古川 うん? ちょっと待って、最後でわからなくなったぞ。オナニーってどういうこと?
鴻池 規範とのセックスを夢想するということ。すいません、酔っぱらってきた。
古川 規範を破る快楽という意味ね。鴻池さんには、ピカレスク小説を復活させてほしい。あんまり、主人公がクズだと読んでいて笑えてくるじゃない。最近は主人公も小粒な感じだし、おとなしい小説が多い気がする。
鴻池 いまはリアリティ縛りが強いんだと思う。俺もそうなんだけど、現代の作家は「リアリティがない」って批判されることをもっとも恐れている。
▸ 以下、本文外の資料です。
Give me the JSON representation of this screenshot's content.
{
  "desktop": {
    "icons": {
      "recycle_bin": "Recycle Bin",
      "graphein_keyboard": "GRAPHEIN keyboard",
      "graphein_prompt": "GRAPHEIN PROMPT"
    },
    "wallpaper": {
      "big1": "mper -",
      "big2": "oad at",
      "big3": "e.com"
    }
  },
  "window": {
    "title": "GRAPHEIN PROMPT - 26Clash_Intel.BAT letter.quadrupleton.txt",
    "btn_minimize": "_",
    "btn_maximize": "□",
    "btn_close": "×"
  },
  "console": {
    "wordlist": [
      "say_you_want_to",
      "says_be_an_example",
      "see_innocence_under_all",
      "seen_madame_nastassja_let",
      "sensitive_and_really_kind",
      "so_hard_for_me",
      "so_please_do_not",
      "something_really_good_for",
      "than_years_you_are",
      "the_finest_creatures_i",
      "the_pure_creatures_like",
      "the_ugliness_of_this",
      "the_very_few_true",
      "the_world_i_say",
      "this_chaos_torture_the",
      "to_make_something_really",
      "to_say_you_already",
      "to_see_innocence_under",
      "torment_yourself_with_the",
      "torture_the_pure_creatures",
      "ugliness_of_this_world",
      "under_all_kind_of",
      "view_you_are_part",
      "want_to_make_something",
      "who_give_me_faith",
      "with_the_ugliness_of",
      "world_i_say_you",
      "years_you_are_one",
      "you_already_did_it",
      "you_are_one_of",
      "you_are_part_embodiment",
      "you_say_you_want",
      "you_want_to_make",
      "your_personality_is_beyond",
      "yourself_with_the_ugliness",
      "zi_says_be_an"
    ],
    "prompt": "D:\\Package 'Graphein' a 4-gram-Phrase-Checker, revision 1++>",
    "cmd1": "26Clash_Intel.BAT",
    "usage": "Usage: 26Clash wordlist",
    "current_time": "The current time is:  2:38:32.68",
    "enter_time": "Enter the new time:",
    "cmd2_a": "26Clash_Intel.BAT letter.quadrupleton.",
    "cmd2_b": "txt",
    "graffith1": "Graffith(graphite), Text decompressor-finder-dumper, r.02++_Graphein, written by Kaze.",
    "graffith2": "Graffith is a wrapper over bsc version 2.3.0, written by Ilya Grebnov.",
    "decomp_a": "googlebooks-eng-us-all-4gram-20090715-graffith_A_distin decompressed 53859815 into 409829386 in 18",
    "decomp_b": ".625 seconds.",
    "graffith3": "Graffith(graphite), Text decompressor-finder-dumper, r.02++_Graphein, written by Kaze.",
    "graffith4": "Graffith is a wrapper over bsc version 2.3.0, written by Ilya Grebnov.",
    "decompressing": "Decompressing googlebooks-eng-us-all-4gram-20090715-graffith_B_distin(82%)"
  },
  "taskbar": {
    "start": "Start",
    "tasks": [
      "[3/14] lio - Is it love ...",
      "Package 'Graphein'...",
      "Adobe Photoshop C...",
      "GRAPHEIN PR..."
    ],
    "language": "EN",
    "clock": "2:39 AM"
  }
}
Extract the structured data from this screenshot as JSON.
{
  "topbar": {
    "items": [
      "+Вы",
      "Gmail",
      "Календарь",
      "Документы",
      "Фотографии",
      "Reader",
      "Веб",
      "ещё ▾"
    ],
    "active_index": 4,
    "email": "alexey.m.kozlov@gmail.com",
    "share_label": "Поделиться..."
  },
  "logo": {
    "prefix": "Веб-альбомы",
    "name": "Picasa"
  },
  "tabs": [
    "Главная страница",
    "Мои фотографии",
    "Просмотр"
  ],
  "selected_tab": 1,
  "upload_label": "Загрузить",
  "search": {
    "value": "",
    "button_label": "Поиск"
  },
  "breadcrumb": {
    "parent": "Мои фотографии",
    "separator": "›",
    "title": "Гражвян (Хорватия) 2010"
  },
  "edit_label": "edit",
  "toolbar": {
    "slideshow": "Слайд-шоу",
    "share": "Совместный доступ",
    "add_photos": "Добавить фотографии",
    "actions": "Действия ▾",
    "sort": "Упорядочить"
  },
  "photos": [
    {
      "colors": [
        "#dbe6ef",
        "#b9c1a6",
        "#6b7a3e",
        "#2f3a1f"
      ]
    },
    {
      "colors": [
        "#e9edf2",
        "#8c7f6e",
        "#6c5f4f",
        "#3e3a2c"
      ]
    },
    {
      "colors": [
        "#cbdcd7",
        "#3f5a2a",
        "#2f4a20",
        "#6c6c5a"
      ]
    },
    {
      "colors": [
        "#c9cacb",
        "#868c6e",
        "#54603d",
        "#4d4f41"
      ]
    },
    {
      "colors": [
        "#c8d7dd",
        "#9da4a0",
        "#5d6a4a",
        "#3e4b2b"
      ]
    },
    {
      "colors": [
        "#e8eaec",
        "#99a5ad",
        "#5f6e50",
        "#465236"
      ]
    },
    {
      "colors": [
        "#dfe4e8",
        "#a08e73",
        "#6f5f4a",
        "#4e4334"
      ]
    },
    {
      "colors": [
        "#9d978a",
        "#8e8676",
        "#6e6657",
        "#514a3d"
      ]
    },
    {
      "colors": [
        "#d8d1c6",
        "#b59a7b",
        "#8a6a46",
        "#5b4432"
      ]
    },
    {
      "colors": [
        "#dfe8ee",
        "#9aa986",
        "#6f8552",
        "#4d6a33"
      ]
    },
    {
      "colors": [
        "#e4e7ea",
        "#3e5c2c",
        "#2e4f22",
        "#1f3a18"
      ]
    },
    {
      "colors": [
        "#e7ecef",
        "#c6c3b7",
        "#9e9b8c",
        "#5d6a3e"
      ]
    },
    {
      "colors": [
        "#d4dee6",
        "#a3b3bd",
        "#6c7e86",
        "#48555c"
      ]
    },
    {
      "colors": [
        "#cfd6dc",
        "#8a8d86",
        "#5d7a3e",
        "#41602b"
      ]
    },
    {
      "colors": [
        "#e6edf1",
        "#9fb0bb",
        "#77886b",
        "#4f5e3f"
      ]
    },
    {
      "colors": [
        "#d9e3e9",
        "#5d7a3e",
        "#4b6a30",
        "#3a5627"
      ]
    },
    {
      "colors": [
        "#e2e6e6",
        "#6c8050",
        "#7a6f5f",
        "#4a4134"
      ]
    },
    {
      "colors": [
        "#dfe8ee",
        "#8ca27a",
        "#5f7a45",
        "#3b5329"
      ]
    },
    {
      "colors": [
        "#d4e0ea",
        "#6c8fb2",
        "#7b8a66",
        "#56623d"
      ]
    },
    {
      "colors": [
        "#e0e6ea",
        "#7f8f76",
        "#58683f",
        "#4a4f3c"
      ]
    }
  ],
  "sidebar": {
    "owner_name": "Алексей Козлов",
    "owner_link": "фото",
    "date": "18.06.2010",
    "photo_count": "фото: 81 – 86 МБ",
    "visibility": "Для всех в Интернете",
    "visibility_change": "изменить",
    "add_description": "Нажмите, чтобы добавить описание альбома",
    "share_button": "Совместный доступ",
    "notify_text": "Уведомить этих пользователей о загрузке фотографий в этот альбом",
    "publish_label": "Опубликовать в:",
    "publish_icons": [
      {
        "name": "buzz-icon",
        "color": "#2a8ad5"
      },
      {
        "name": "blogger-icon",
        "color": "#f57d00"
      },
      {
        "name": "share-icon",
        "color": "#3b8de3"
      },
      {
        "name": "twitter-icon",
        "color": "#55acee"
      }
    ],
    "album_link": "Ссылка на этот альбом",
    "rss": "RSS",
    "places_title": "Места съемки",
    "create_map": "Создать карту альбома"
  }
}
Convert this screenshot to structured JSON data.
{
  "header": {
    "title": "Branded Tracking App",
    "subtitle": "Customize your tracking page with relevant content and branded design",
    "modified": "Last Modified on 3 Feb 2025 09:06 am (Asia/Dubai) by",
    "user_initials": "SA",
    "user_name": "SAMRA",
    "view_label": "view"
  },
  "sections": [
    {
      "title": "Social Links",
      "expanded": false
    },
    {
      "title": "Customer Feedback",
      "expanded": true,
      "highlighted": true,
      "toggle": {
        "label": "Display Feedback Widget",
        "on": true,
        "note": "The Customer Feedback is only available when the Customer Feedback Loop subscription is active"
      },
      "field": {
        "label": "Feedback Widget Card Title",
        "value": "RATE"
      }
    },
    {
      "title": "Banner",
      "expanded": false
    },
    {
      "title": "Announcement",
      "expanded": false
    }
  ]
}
古川 でも、阿部和重さんの作品なんかでは、変な主人公とか出てきたりするでしょう。上の世代の作家たちは別格で許されるということかな。
鴻池 阿部さんたち上の世代だと、批評家の存在が大きいと思う。批評があるとリアリティとは別なところで、その作品を読む面白さを教えてもらえる。どれだけ変なこと書いても批評家が、あるひとつの読み方を提示してくれる。これは作家側もある程度自由なことが書けることにつながると思う。たとえば、阿部さんの作品を補完するような形で蓮實重彦の批評がある。読者は蓮實さんの批評のように阿部さんの作品を解釈できるかもというモチベーションを得られる。これ言うと、また反発喰らいそうだけど、いまはちゃちな批評家や書評家しかいないからその楽しみ方のひとつが消えたんじゃないかな。
古川 褒める紹介しかできない。
鴻池 ただ、それは批評家の問題というより、使う側の出版社にあると思う。少しでも作家や作品の批判を言ったら使ってもらえなくなる現状があるでしょう。批評家も自由に書けない、作家も自由に書けないという悪循環だよね。